Opening a Door to Yourself




Philip Koch, Truro Studio Door, oil on canvas, 
48 x 36 inches, 1995

We find hints of ourselves when we feel moved by the art of others.

This was painted from a smaller oil I made on location in the large painting room of Edward Hopper’s Truro, MA studio. 

I’ve been so fortunate over the years to have been given unprecedented access to Hopper’s Truro studio. When one is there you’re inevitably drawn to the windows and this doorway that line the west side of the house. All offer this view of Cape Cod Bay. It’s striking to see.  But for me it also felt familiar as the view reminded me of my boyhood home on the shore of the open waters of Lake Ontario.

It’s funny what can cause you shame when you’re seven or eight. There were two things boys in my neighborhood had to do to be “one of the guys”- ride bikes and play basketball. I was lousy at basketball. And after a hard fall on an early attempt to ride a bicycle try as I might I couldn’t master keeping my balance on a two-wheeler. When basketball or biking were the group's activity, I’d slip away from my friends to our family’s beach on Lake Ontario and play by myself.
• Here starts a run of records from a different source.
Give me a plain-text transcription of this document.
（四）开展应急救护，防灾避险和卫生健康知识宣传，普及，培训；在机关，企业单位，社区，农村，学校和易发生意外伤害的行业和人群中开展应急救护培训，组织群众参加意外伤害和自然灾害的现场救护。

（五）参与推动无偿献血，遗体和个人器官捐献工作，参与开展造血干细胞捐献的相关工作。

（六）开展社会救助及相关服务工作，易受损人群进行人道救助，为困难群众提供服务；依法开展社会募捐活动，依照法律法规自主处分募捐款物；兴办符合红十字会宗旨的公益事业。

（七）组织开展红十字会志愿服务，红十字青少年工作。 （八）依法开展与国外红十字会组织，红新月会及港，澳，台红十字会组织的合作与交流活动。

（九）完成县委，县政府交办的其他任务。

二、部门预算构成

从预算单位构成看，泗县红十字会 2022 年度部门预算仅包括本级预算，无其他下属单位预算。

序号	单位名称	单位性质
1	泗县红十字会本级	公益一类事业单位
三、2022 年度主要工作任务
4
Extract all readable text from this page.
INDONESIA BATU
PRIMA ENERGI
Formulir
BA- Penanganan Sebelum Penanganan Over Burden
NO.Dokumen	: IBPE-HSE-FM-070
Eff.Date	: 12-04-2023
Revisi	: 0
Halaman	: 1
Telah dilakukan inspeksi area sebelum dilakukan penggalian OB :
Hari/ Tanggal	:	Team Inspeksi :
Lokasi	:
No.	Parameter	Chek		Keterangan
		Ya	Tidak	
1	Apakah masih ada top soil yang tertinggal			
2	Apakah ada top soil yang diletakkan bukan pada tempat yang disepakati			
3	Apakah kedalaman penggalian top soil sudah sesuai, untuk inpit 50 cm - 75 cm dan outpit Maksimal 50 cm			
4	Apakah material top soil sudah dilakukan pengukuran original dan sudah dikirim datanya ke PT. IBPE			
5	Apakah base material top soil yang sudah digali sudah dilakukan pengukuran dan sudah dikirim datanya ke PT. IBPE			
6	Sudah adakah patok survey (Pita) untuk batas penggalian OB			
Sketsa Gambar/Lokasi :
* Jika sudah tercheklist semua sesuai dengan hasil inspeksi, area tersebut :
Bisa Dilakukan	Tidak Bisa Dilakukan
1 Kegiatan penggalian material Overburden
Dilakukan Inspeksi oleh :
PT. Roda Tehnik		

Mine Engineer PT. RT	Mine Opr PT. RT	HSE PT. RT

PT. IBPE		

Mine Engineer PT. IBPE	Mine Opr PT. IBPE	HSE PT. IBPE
Much of the time I’d just stare out at the the Lake. On the water you could sail away to other places and maybe other times. It comforted me and suggested my present dilemmas weren’t permanent.

Gazing through this doorway at the Hopper studio you’re transported- I remembered what a friend the waters of Lake Ontario had been to me. I wonder what places it took Hopper’s musings as he looked through it. He did immortalize it in one of his most famous oils, Rooms by the Sea from 1951 (now at Yale’s art museum). This was the first painting I ever paid attention to when I was a teenager and accidentally ran across it in a magazine in my parents’ home.






When people are grabbed by a piece of art they don’t stay put. They’re propelled as if by a spring board into fantasy and their old memories are stirred. This is all good- it means the art is doing its work.